1Department of Anthropology, University of Illinois at Urbana-Champaign, 2Department of Anthropology, University of Waterloo, Ontario
Thursday Afternoon, 301E
The age-at-death distribution for perinatal individuals recovered from archaeological sites has been used previously to argue that infanticide might have been practiced in the past (Mays, 1993). Because there is no reason to believe that the protohistoric Arikara practiced infanticide, Owsley and Jantz’s (1985) study of the Arikara has often been used as a baseline for comparison.
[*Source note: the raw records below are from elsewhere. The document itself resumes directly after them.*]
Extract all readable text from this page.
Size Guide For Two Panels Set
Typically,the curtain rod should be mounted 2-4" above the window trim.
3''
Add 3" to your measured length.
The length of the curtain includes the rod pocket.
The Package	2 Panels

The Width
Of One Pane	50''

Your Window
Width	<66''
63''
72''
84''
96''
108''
We use a more direct approach here which is to estimate the age-at-death distribution in fetal weeks for 420 right femora recovered from a well in the Agora Site, Athens, Greece. To estimate the age-at-death distribution we first fit a fractional polynomial regression of femur length regressed on fetal weeks using Fazekas and Kosas’ (1978) data for the fetal period and Maresh and Deming’s (1939) data for neonates (with 40 weeks added to represent term birth). This regression model was combined with a skew exponential distribution model and the four parameters in the skew model were estimated by maximum likelihood until the best fit between the empirical distribution of femur lengths and the modeled distribution of femur lengths was obtained. This procedure returned a mean age-at-death for the Agora well remains of 40.4 weeks from the mother’s last menstrual period, with very little dispersion around this mean (standard deviation of about 12 days). While the age-at-death distribution for the Agora remains is quite similar to modern live-birth age distributions and dissimilar to perinatal mortality distributions, this alone cannot be used to argue that infanticide was practiced, but evidence of pathology makes this unlikely.